SANAA, Yemen — Throughout December, fighter jets had swooped over this capital city several times a day on their way to battle the Shiite insurgency in the north. From the rooftops of the Old City, it felt like the war in the north was moving to Sanaa.
But this week, the skies were quiet. The war against Shiite rebels in the north, Yemeni officials say, is winding down, and a new one has begun. The military is has made crushing Al Qaeda its top priority.
“War against them in a very serious manner has started and will continue,” the Yemeni prime deputy minister of foreign affairs, Mohy al-Dhabbi, told GlobalPost. “All the efforts of the country is dedicated now to fighting the terrorists.”
Dhabbi said Yemen expects international support, particularly from the United States, for the battle. “We expect everything, but not soldiers on the soil,” he said.
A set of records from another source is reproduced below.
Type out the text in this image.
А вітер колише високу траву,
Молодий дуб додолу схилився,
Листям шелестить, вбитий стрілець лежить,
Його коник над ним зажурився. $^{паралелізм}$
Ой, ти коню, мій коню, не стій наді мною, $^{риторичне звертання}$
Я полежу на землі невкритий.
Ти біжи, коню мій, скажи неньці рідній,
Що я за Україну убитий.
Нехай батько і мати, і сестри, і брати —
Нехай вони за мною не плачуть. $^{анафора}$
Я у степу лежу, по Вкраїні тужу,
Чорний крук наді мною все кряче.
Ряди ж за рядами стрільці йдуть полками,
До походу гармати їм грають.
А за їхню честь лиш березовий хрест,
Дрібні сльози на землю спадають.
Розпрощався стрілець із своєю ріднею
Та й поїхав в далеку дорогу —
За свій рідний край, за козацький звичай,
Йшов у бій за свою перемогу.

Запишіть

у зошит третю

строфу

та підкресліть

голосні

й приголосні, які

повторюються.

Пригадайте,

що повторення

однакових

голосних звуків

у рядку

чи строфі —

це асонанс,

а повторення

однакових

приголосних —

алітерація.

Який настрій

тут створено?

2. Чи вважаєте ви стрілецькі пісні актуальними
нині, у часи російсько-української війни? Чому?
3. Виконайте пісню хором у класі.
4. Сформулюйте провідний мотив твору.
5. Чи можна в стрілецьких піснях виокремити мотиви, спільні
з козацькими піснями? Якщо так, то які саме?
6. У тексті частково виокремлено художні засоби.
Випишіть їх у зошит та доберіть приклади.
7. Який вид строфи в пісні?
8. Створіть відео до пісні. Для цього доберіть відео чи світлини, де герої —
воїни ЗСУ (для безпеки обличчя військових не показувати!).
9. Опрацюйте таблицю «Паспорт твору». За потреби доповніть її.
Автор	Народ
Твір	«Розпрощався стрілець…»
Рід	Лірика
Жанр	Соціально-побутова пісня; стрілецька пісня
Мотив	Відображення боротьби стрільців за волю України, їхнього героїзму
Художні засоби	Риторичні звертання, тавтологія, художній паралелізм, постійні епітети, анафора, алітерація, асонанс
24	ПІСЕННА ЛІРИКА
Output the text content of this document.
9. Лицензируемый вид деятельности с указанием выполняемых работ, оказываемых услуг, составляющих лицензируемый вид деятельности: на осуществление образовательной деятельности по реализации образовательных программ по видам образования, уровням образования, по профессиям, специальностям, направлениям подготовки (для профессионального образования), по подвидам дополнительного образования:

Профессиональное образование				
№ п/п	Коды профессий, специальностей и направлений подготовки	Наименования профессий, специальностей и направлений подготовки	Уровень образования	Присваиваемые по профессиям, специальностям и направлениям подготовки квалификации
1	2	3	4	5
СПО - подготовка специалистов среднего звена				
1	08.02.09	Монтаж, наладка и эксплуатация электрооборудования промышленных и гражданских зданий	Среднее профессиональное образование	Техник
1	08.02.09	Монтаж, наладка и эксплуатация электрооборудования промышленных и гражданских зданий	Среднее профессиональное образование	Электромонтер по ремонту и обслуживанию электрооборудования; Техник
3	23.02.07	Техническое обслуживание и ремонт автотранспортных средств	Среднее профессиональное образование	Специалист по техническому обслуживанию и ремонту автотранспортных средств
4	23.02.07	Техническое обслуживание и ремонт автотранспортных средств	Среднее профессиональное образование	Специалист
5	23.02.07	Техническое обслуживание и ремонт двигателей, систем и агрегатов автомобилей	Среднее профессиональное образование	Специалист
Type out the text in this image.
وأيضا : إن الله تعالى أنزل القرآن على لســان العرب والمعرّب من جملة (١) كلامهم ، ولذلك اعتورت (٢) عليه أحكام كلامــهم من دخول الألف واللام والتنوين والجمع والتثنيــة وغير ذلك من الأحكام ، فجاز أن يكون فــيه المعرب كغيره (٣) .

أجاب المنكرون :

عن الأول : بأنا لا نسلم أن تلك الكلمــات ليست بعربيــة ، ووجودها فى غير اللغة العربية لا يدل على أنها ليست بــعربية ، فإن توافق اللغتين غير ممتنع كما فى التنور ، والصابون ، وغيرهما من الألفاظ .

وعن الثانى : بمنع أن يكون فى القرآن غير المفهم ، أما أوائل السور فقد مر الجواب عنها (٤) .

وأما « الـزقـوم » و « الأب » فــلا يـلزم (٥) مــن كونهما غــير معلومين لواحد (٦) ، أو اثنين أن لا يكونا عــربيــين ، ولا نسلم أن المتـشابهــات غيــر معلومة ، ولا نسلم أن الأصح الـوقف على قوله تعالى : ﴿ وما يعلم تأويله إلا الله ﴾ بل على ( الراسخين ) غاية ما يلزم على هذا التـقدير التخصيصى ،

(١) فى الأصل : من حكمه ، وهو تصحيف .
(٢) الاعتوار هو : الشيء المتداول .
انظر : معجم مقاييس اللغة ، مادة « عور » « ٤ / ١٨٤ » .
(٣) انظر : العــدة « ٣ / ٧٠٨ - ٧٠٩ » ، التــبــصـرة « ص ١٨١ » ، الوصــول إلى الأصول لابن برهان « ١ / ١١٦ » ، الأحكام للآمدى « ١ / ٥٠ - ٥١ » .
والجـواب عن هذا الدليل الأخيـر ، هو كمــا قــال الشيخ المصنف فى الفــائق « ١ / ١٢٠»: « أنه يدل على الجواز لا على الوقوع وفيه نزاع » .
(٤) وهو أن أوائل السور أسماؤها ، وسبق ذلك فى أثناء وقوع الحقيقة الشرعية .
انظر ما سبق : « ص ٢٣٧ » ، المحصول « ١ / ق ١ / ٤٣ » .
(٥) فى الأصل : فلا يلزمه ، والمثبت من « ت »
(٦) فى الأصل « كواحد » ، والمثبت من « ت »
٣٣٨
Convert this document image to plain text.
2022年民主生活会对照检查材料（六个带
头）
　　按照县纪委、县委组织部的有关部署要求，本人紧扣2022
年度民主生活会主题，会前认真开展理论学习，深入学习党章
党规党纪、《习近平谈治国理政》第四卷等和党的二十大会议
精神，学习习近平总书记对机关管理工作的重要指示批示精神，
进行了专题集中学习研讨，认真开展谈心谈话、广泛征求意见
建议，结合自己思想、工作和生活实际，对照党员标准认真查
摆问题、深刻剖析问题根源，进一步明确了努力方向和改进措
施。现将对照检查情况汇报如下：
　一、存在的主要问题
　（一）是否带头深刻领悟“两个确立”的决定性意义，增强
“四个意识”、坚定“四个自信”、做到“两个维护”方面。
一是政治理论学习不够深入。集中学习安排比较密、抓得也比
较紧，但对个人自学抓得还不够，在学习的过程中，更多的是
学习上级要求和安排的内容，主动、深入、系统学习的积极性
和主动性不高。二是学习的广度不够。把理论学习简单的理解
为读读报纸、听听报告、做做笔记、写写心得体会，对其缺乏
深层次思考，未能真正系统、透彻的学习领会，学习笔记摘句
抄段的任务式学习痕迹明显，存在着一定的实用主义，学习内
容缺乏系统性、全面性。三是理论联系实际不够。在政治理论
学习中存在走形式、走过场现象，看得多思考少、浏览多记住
But despite the brave talk of a military offensive, some question whether the weak and corrupt Yemeni government, even with support from the U.S., can defeat an Al Qaeda organization that can simply seek refuge in remote tribal areas.
Early this week, Al Qaeda threats to embassies, schools and oil companies in Sanaa shut down the U.S., British and several other Western embassies for days. On Monday, attacks outside the capital, which killed two Al Qaeda leaders, thwarted the potential attacks, according to the state-run news, Saba.
Investigators say the Christmas Day plot to blow up a Northwest jet to Detroit was conceived and planned in Yemen by Al Qaeda in the Arabian Peninsula. U.S. Secretary of State Hillary Clinton said Yemen risked losing Western support if it did not take measures to restore stabilit. The poorest nation in the Arab world, Yemen is beset with Shiite rebellion in the north, a separatist insurgency in the south, a refugee influx from northern Africa, water shortages and widespread malnutrition.
But international cooperation will likely prove difficult because of corruption and inefficiency in the Yemeni government, said political analyst Ali Saif Hassan. Besides hampering the success of allies, the shortcomings of the Yemeni government hurt its ability to share intelligence.
"U.S. intelligence does not trust Yemeni intelligence," he said. "How can they cooperate?"
Dhabbi, the foreign affairs minister, said that at present there was simply not nearly enough aid.
Gen. David H. Petraeus, head of U.S. Central Command, on Jan 1. said the U.S. was planning to double about $70 million in aid to Yemen, but the Pentagon has since backed away from that pledge, saying that it did not know how much the U.S. intended to contribute to counterterrorism efforts.
Moreover, some experts say that increasing U.S. presence in Yemen will only serve to draw Islamic extremists.
In Iraq, the Al Qaeda presence was barely detectable before the 2003 invasion, according to the National Security Network, a foreign policy think tank. Since the invasion, however, jihadists have flocked to the war-torn country for the opportunity to attack Americans directly and disrupt U.S. military efforts.